Interpretable Boosted Decision Tree Analysis for the Majorana Demonstrator
I. J. Arnquist, F. T. Avignone, A. S. Barabash, C. J. Barton, K. H. Bhimani, E. Blalock, B. Bos, M. Busch, M. Buuck, T. S. Caldwell, Y -D. Chan, C. D. Christofferson, P. -H. Chu, M. L. Clark, C. Cuesta, J. A. Detwiler, Yu. Efremenko, S. R. Elliott, G. K. Giovanetti, M. P. Green, J. Gruszko, I. S. Guinn, V. E. Guiseppe, C. R. Haufe, R. Henning, D. Hervas Aguilar, E. W. Hoppe, A. Hostiuc, M. F. Kidd, I. Kim, R. T. Kouzes, T. E. Lannen, A. Li, J. M. Lopez-Castano, E. L. Martin, R. D. Martin, R. Massarczyk, S. J. Meijer, T. K. Oli, G. Othman, L. S. Paudel, W. Pettus, A. W. P. Poon, D. C. Radford, A. L. Reine, K. Rielage, N. W. Ruof, D. C. Schaper, D. Tedeschi, R. L. Varner, S. Vasilyev, J. F. Wilkerson, C. Wiseman, W. Xu, C. -H. Yu
TL;DR
The study tackles background suppression in $0νββ$ searches with HPGe detectors by training two gradient-boosted decision trees (MSBDT for multi-site events and αBDT for alpha events) on calibration-based DEP/SEP data, bolstered by data augmentation and distribution matching.

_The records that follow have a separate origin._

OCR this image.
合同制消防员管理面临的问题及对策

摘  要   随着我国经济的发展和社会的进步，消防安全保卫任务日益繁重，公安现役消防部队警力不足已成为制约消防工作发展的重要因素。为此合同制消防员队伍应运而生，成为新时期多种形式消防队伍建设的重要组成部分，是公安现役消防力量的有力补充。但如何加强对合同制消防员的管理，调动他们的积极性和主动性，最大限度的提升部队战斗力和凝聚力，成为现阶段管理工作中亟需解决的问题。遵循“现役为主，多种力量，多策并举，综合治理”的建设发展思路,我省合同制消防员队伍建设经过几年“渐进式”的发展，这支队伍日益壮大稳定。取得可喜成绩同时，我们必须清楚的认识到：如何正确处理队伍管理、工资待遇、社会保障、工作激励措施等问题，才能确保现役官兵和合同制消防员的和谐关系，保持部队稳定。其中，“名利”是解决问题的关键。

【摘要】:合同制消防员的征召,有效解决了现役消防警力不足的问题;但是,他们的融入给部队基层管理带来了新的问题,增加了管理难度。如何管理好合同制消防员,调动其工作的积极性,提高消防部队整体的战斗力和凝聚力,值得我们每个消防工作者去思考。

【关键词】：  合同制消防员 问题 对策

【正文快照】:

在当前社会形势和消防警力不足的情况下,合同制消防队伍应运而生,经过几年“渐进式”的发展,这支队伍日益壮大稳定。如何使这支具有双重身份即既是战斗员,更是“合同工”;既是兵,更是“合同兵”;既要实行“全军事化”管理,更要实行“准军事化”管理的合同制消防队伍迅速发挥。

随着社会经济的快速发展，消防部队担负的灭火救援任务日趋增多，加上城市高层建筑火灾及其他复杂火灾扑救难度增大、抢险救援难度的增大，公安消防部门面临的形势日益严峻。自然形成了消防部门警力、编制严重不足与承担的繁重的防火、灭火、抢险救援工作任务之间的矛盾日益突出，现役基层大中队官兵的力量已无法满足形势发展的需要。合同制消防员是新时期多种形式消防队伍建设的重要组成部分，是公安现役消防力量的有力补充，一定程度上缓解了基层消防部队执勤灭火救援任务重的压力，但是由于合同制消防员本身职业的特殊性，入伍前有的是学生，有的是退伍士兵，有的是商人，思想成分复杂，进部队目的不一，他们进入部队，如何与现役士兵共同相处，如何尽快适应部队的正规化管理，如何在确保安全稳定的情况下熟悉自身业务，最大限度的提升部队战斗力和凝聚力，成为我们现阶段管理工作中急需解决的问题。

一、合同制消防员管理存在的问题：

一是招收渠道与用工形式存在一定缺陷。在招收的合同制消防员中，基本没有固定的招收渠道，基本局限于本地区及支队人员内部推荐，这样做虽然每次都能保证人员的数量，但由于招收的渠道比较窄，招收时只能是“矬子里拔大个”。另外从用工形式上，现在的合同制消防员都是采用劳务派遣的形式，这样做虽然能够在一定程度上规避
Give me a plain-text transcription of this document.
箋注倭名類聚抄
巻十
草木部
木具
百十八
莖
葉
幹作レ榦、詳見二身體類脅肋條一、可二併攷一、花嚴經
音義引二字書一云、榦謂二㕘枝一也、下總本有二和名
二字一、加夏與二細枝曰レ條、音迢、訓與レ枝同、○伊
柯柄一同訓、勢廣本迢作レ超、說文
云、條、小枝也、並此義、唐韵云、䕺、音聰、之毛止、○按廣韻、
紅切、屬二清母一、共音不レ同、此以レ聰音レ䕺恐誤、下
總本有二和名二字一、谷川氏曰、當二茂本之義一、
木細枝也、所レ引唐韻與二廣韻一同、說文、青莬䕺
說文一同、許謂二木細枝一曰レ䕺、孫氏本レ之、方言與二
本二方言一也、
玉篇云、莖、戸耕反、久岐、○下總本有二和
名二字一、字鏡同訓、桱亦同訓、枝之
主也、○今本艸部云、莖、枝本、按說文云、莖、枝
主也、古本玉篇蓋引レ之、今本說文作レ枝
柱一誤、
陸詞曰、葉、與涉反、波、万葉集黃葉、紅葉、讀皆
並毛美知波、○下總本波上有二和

A SHAP-based interpretability analysis reveals that AvsE, DCR, and drift-time corrections capture the bulk of the ML gains, and it identifies novel background categories that can inform and improve traditional analyses. The ML models achieve competitive or superior background rejection compared to the standard Majorana analyses across PPC and ICPC detectors, while maintaining signal efficiency, and demonstrate a reciprocal relationship where interpretability guides improvements to conventional cuts. The approach scales to LEGEND-1000 and lays groundwork for waveform-level models, enabling data-driven background suppression with transparent physical interpretation and detector-agnostic training capabilities.
Abstract
The Majorana Demonstrator is a leading experiment searching for neutrinoless double-beta decay with high purity germanium detectors (HPGe). Machine learning provides a new way to maximize the amount of information provided by these detectors, but the data-driven nature makes it less interpretable compared to traditional analysis. An interpretability study reveals the machine's decision-making logic, allowing us to learn from the machine to feedback to the traditional analysis. In this work, we have presented the first machine learning analysis of the data from the Majorana Demonstrator; this is also the first interpretable machine learning analysis of any germanium detector experiment. Two gradient boosted decision tree models are trained to learn from the data, and a game-theory-based model interpretability study is conducted to understand the origin of the classification power. By learning from data, this analysis recognizes the correlations among reconstruction parameters to further enhance the background rejection performance. By learning from the machine, this analysis reveals the importance of new background categories to reciprocally benefit the standard Majorana analysis. This model is highly compatible with next-generation germanium detector experiments like LEGEND since it can be simultaneously trained on a large number of detectors.